Он слушал, как играют цыгане, но уходил, не дослушав. Он заглядывал к Барбаре, читал ее рассказы и удивлялся тому, что сам никак не фигурирует в них. Он спрашивал, как поживает Лоэ, и его удивляло, что тот мыслит как и прежде. Возле виллы он встретил Рудольфа Хуну и обрадовался, узнав, что в саду выросла чертова дудка. Ему уже были не нужны круги в глазах и пестрая рябь перед глазами. Могила старой фройляйн затерялась в густой траве. Спустя несколько лет после похорон Цэлингзар не мог отыскать ее. Распродав последние книги, он вспомнил о синих тетрадях. Он узнал, что после смерти князя, когда пивоварня перешла в другие руки, тетради были сожжены здесь же, во дворе. С тех пор он казался себе ребенком, который учит три языка, но говорить может только на каком-то четвертом, возникшим из их смешения. С детьми он встречался постоянно. Его почти не интересовала дальнейшая жизнь тех, кого он давно знал. Тем не менее ему было известно, чем и как они живут. Вообразить это было для него проще простого. Он охотно предавался такой игре. Он любил забегать вперед событий. Теперь он знал, что все продолжает двигаться по инерции своим путем до конца пути. Об Ураниосе он старался не думать, так как любил его. Себе он уделял не слишком много внимания. Он писал себе письма и не распечатывал их. Он причесывался и носил с собой зеркало.

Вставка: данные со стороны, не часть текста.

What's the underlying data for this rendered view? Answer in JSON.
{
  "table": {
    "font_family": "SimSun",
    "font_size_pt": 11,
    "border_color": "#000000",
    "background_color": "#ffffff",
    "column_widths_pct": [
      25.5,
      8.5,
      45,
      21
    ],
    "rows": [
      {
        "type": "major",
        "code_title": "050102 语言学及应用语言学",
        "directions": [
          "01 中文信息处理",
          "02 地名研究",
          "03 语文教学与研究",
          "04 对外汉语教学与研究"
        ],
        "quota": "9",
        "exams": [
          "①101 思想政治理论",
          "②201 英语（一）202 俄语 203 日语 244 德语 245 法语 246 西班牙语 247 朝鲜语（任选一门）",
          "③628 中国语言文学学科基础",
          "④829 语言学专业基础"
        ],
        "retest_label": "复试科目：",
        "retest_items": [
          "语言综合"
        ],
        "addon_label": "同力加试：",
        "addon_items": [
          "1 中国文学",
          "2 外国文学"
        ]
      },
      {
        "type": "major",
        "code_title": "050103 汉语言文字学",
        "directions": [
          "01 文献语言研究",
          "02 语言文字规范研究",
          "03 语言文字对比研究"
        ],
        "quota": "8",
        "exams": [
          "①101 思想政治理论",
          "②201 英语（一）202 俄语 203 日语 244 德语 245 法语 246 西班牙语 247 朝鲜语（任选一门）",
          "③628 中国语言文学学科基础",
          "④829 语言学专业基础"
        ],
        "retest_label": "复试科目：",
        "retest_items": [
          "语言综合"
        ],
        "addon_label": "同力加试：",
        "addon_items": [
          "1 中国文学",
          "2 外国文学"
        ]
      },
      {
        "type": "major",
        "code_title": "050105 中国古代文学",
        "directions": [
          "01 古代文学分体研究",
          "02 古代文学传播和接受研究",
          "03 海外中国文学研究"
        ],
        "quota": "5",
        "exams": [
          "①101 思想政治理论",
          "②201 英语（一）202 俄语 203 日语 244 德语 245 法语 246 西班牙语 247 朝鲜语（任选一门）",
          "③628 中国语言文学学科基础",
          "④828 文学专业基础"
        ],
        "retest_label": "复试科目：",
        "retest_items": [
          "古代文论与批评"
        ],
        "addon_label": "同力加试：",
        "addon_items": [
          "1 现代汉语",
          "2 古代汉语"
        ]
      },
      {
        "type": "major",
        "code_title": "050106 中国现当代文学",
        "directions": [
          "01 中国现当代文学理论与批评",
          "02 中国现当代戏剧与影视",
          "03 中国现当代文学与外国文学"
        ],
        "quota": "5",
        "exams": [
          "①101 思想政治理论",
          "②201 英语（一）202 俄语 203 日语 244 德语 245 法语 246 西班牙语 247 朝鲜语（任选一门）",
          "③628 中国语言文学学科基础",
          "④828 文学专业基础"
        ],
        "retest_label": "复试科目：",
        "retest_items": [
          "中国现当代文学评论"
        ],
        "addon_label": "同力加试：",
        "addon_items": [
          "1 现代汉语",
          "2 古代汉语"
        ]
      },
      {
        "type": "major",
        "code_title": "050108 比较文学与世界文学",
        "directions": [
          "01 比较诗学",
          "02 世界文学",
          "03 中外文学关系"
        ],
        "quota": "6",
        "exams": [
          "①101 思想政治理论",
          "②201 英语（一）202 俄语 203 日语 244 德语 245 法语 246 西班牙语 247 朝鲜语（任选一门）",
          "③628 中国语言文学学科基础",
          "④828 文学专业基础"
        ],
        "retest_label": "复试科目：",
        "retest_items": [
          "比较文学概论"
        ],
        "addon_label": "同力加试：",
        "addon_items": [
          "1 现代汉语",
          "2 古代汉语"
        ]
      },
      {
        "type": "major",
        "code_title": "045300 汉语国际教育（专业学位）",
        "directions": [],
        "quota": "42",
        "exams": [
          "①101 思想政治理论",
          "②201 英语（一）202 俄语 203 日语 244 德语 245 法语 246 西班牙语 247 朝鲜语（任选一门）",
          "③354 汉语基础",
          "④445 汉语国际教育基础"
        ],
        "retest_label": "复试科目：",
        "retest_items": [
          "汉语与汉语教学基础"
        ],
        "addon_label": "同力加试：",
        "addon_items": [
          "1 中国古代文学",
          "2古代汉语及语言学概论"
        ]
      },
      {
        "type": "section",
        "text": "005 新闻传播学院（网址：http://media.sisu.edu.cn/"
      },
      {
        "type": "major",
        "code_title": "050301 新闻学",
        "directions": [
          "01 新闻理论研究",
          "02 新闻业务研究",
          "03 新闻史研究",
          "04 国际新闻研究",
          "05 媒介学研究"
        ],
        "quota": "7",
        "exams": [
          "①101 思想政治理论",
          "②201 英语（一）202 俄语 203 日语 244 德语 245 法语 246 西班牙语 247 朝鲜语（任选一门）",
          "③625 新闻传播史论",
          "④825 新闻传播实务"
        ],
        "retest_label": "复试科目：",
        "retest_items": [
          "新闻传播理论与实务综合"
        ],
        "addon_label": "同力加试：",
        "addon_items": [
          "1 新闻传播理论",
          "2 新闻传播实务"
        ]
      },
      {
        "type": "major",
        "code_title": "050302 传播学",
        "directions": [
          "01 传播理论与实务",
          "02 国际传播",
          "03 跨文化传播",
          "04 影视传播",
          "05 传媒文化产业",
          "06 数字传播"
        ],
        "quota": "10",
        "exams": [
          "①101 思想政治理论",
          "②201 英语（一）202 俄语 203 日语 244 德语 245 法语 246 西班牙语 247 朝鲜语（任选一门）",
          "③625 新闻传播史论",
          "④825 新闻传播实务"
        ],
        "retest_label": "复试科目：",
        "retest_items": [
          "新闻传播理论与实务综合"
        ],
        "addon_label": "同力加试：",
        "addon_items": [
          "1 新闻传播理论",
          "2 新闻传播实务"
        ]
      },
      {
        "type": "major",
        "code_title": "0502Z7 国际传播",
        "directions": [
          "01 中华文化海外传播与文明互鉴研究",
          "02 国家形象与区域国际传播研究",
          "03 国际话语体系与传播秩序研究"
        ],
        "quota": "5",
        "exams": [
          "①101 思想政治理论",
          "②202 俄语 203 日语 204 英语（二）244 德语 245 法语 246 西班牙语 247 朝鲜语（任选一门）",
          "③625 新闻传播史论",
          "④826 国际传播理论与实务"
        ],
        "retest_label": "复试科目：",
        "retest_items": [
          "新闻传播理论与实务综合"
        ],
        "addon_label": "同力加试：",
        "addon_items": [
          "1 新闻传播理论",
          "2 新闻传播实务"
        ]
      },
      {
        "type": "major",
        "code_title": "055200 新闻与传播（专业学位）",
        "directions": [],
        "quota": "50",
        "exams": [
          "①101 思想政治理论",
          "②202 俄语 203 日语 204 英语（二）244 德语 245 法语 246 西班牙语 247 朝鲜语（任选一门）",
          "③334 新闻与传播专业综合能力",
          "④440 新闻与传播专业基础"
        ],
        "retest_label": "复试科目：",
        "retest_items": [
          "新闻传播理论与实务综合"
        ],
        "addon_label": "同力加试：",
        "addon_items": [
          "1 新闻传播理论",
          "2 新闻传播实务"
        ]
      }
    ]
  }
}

В нем он видел себя. Так он оказывался на своем месте. Он не желал признавать мир за пределами зеркала. Не хотел оставлять в нем никакого следа и никого не хотел ставить в зависимость от своих решений. О замке он думал как о первой части фразы: «Да, так это говорилось там, ах, а ведь и ты говоришь так». Он был у красавца Августа и не мог не заметить, что и тот постарел. Кругом учительствовали те, кого он знал. Днем он спал, а по ночам выходил из дома. «Добро, наверное, можно делать, ничего не делая», – полагал он. Кроме того, очеловечение мира – опасное дело.